I pressed the urn even closer to my heart. I squeezed my eyes shut, and this time I thought of her, my grandma, trying to conjure her up, if just for this moment. Her face was floating in front of me, and I could see her green eyes shining and shining with so much tenderness. I didn’t want to go to her; I wanted to stay on this earth and carry her around in my heart where she already was.
“Clark,” I said again, softer now.
The car lurched toward the side of the road, toward the abyss.
There was a screech of brakes and I slammed forward toward the dash as the car spun sideways and skidded, and I thought we were dying and there was something I wanted to tell Clark, something I wanted to say.
The car stopped.
I opened my
eyes and looked at the boy next to me. A boy giving off the same glow of sun-through-leaf-green light that shone in my ring. He was panting and shaking. He reached across the seat and took my hand and held it flat against his chest where his heart was pounding, pounding, pounding.
It was Clark.
2. THE GOOD-BYE
He took my face in his hands, cheekbones cupped by fingers, and looked into my eyes. “You’re okay, right? You’re okay? I came back in time? I didn’t let him hurt you?”
I fell against him, crying, and we sat in the car on the edge of that cliff, as the sun of the new year crested the rocky landscape with streaks of red and gold, my grandmother’s urn beside us.
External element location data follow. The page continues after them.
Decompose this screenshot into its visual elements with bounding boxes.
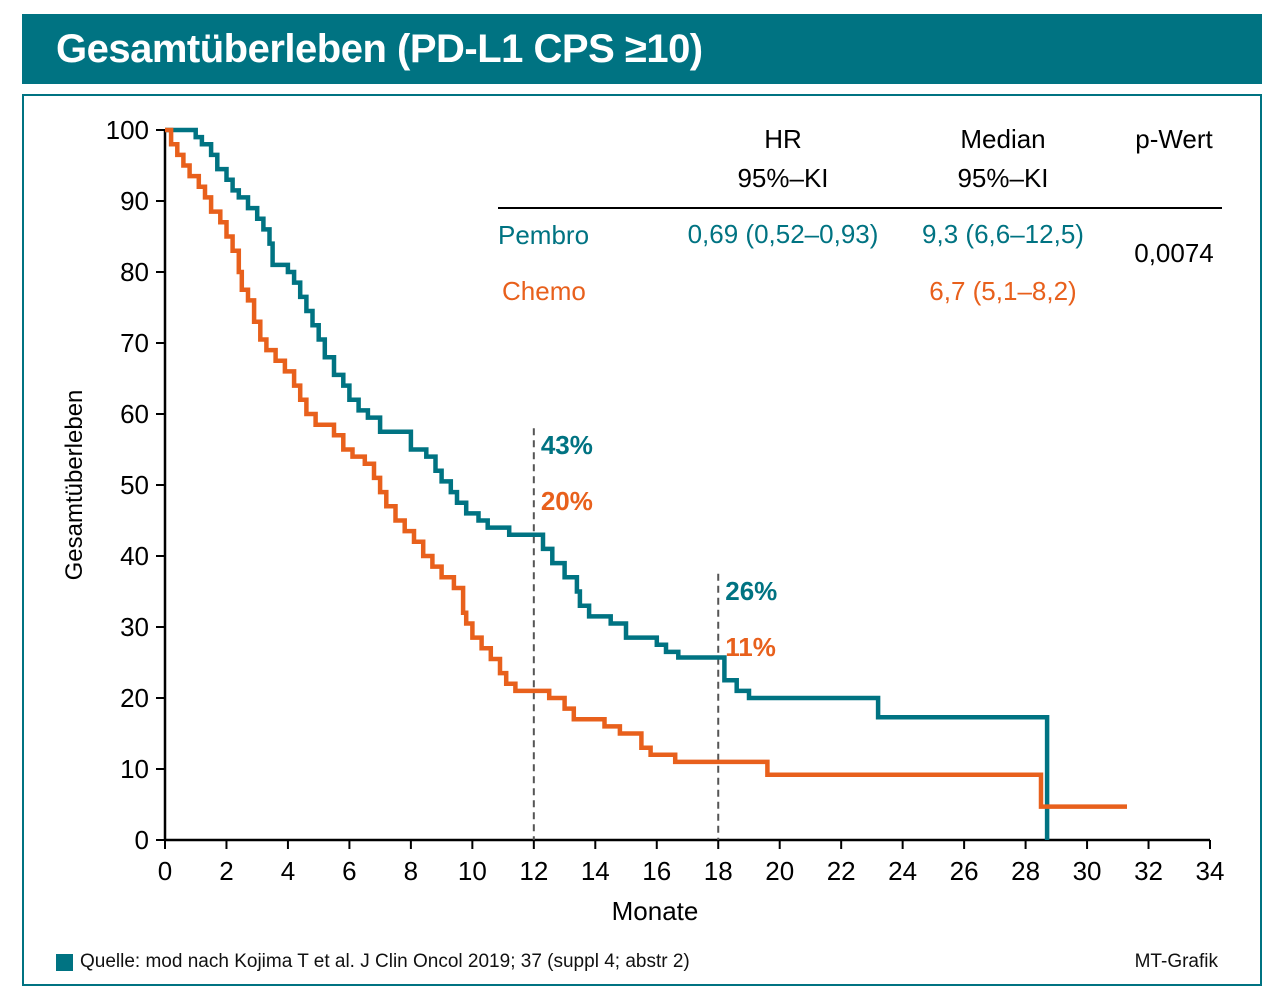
x-tick-label: 14 (581, 856, 610, 886)
table-header-hr-ci: 95%–KI (737, 163, 828, 193)
x-tick-label: 10 (458, 856, 487, 886)
table-header-hr: HR (764, 124, 802, 154)
y-axis-label: Gesamtüberleben (61, 390, 88, 581)
table-header-median: Median (960, 124, 1045, 154)
footer-swatch (56, 954, 73, 971)
table-row-pembro-name: Pembro (498, 220, 589, 250)
x-tick-label: 32 (1134, 856, 1163, 886)
y-tick-label: 30 (120, 612, 149, 642)
table-header-pvalue: p-Wert (1135, 124, 1213, 154)
x-tick-label: 18 (704, 856, 733, 886)
y-tick-label: 60 (120, 399, 149, 429)
axis-ticks (156, 129, 1211, 849)
x-tick-label: 20 (765, 856, 794, 886)
annotation-12-pembro: 43% (541, 430, 593, 460)
x-tick-label: 12 (519, 856, 548, 886)
chart-frame (22, 94, 1262, 986)
footer-credit: MT-Grafik (1134, 951, 1218, 972)
annotation-18-pembro: 26% (725, 576, 777, 606)
y-tick-label: 10 (120, 754, 149, 784)
title-bar: Gesamtüberleben (PD-L1 CPS ≥10) (22, 14, 1262, 84)
x-tick-label: 28 (1011, 856, 1040, 886)
table-pvalue: 0,0074 (1134, 238, 1214, 268)
series-line-pembro (165, 127, 1050, 840)
table-row-chemo-median: 6,7 (5,1–8,2) (929, 276, 1076, 306)
x-tick-label: 4 (281, 856, 295, 886)
x-tick-label: 2 (219, 856, 233, 886)
y-tick-label: 50 (120, 470, 149, 500)
annotation-12-chemo: 20% (541, 486, 593, 516)
series-line-chemo (165, 127, 1127, 809)
y-tick-label: 100 (106, 115, 149, 145)
table-header-median-ci: 95%–KI (957, 163, 1048, 193)
y-tick-label: 40 (120, 541, 149, 571)
y-tick-label: 0 (135, 825, 149, 855)
y-tick-label: 70 (120, 328, 149, 358)
table-row-pembro-hr: 0,69 (0,52–0,93) (688, 219, 879, 249)
footer-source: Quelle: mod nach Kojima T et al. J Clin … (80, 951, 690, 972)
page-title: Gesamtüberleben (PD-L1 CPS ≥10) (56, 27, 703, 71)
stats-table: HR 95%–KI Median 95%–KI p-Wert Pembro 0,… (498, 124, 1222, 306)
x-tick-label: 22 (827, 856, 856, 886)
x-tick-label: 24 (888, 856, 917, 886)
x-tick-label: 6 (342, 856, 356, 886)
axis-tick-labels: 0 2 4 6 8 10 12 14 16 18 20 22 24 26 28 30 32 34010203040… (106, 115, 1225, 886)
table-row-chemo-name: Chemo (502, 276, 586, 306)
x-tick-label: 26 (950, 856, 979, 886)
y-tick-label: 80 (120, 257, 149, 287)
x-axis-label: Monate (612, 896, 699, 926)
x-tick-label: 0 (158, 856, 172, 886)
y-tick-label: 90 (120, 186, 149, 216)
x-tick-label: 16 (642, 856, 671, 886)
x-tick-label: 30 (1073, 856, 1102, 886)
y-tick-label: 20 (120, 683, 149, 713)
x-tick-label: 8 (404, 856, 418, 886)
reference-lines (532, 428, 720, 840)
x-tick-label: 34 (1196, 856, 1225, 886)
annotation-18-chemo: 11% (725, 632, 776, 662)
table-row-pembro-median: 9,3 (6,6–12,5) (922, 219, 1084, 249)
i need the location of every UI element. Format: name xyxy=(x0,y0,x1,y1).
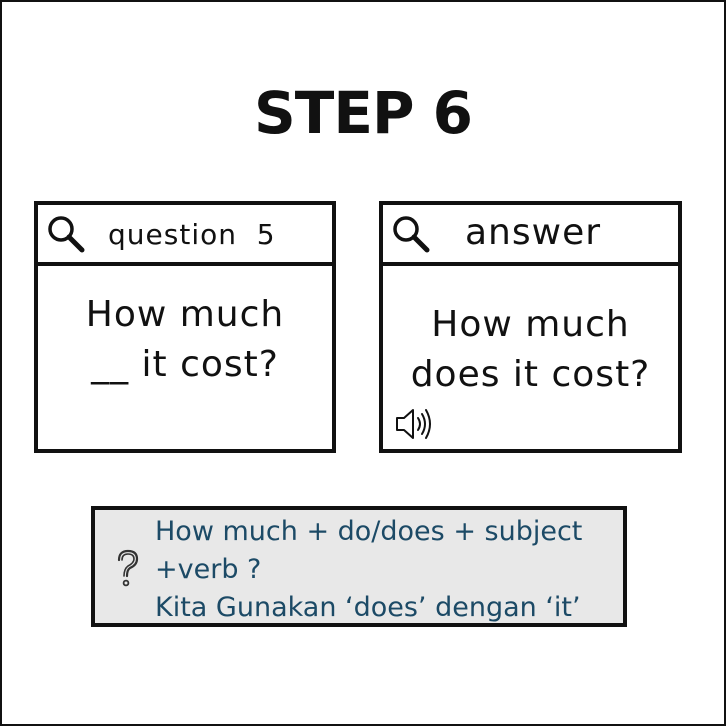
tip-line-1: How much + do/does + subject xyxy=(155,516,583,547)
question-card-body: How much __ it cost? xyxy=(38,290,332,390)
answer-card-title: answer xyxy=(465,212,602,253)
question-icon xyxy=(117,549,139,587)
tip-text: How much + do/does + subject +verb ? Kit… xyxy=(155,513,617,627)
grammar-tip-box: How much + do/does + subject +verb ? Kit… xyxy=(91,506,627,627)
answer-text-line-1: How much xyxy=(431,304,630,345)
question-card-header: question 5 xyxy=(38,205,332,266)
tip-line-3: Kita Gunakan ‘does’ dengan ‘it’ xyxy=(155,592,581,623)
tip-line-2: +verb ? xyxy=(155,554,262,585)
question-text-line-1: How much xyxy=(85,294,285,335)
answer-text-line-2: does it cost? xyxy=(410,354,651,395)
answer-card-body: How much does it cost? xyxy=(383,300,678,400)
answer-card-header: answer xyxy=(383,205,678,266)
page-title: STEP 6 xyxy=(253,79,473,147)
question-card: question 5 How much __ it cost? xyxy=(34,201,336,453)
search-icon xyxy=(48,216,85,253)
speaker-icon[interactable] xyxy=(393,403,435,445)
search-icon xyxy=(393,216,430,253)
answer-card: answer How much does it cost? xyxy=(379,201,682,453)
question-text-line-2: __ it cost? xyxy=(91,344,279,385)
question-card-title: question 5 xyxy=(108,218,276,251)
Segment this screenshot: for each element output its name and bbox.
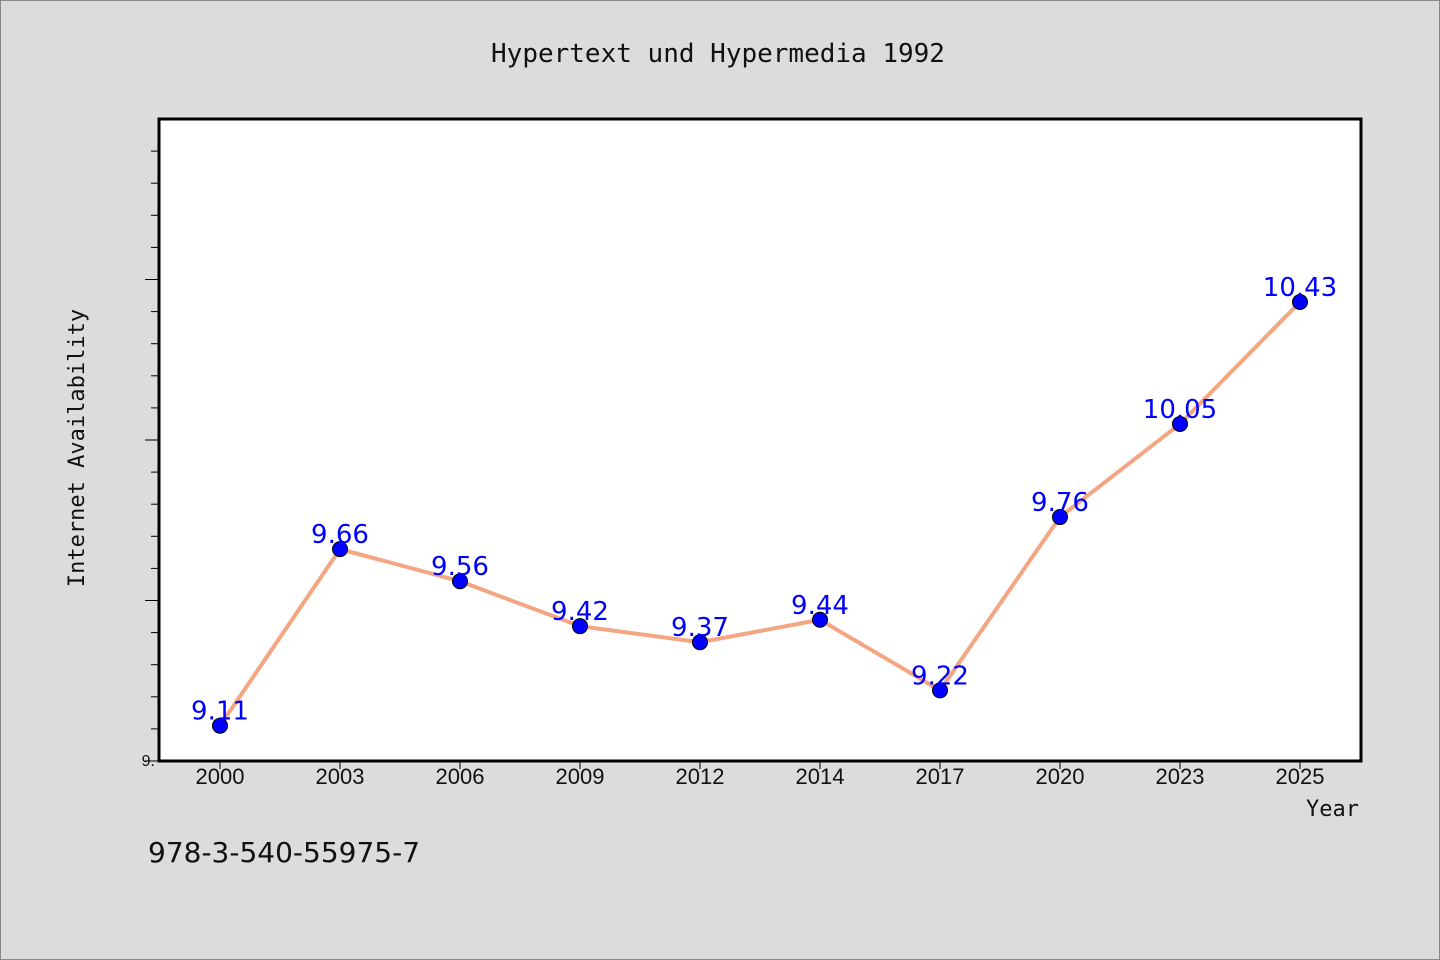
x-tick-label: 2003 [316,764,365,789]
data-point [1052,509,1068,526]
data-label: 9.11 [191,697,249,727]
x-tick-label: 2009 [556,764,605,789]
x-tick-label: 2012 [676,764,725,789]
data-label: 9.42 [551,597,609,627]
data-point [452,573,468,590]
chart-title: Hypertext und Hypermedia 1992 [491,39,945,69]
data-point [572,618,588,635]
x-tick-label: 2020 [1036,764,1085,789]
x-tick-label: 2006 [436,764,485,789]
data-point [1172,415,1188,432]
data-label: 9.44 [791,591,849,621]
data-point [212,717,228,734]
data-label: 9.22 [911,661,969,691]
data-label: 10.05 [1143,395,1217,425]
series-markers [212,293,1308,734]
data-label: 9.56 [431,552,489,582]
x-tick-label: 2025 [1276,764,1325,789]
data-label: 10.43 [1263,273,1337,303]
data-point [812,611,828,628]
data-label: 9.66 [311,520,369,550]
data-point [1292,293,1308,310]
y-tick-label: 9. [142,753,155,770]
x-tick-label: 2017 [916,764,965,789]
y-axis-label: Internet Availability [65,309,90,587]
data-point [932,682,948,699]
data-point [332,541,348,558]
plot-area [157,117,1363,763]
y-axis-ticks: 9. [142,150,159,770]
series-line [218,300,1302,727]
x-tick-label: 2000 [196,764,245,789]
x-axis-ticks: 2000 2003 2006 2009 2012 2014 2017 2020 2023 2025 [196,761,1325,789]
x-axis-label: Year [1306,797,1359,822]
x-tick-label: 2023 [1156,764,1205,789]
isbn-footnote: 978-3-540-55975-7 [148,836,420,869]
data-label: 9.76 [1031,488,1089,518]
data-labels: 9.11 9.66 9.56 9.42 9.37 9.44 9.22 9.76 10.05 10.… [191,273,1337,727]
data-point [692,634,708,651]
x-tick-label: 2014 [796,764,845,789]
data-label: 9.37 [671,613,729,643]
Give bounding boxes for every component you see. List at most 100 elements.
“What did he mean about tomorrow night?” I kept repeating the words, unable to stop.
“What are you talking about?” Clark asked, and I explained what Grant had said.
“It’s the anniversary of his death,” Clark said.
“He said we’d either have to make him leave or he’d take over your body,” I told him.
Clark shook his head. “Like hell he will. You’ve got a learner’s permit, right?” He got out of the car and went around to the trunk, and I followed him. He pulled a length of rope out of the back. His gaze and his hands were steady.
“What’s this?” I asked him.
He sat in the passenger seat. “Tie my hands together, so I can’t grab the wheel.”
“No way, Clark. I’m not tying you up. I’m not into S and M,” I tried to joke.
But his eyes weren’t laughing and his face was so serious, he could have been Grant. He kept holding the rope out to me. “Do it, Julie,” he said. He wasn’t messing around.
At one point on the way home, I saw him flinch and writhe on the seat, mumbling to himself, and a red siren light flashed a warning in my brain, but he shut his eyes, put his hands on his knees, and began to take long, even breaths.
When we got to my apartment I untied him; he had rope burns on his wrists. I gave him a bottle of aloe, wanting to put it on him myself but afraid to touch him.
We took our herbal tinctures from Daiyu, applied our gem essences from Tatiana, and ate a porridge Clark had in his backpack made of millet, goji berries, raw honey, and ghee.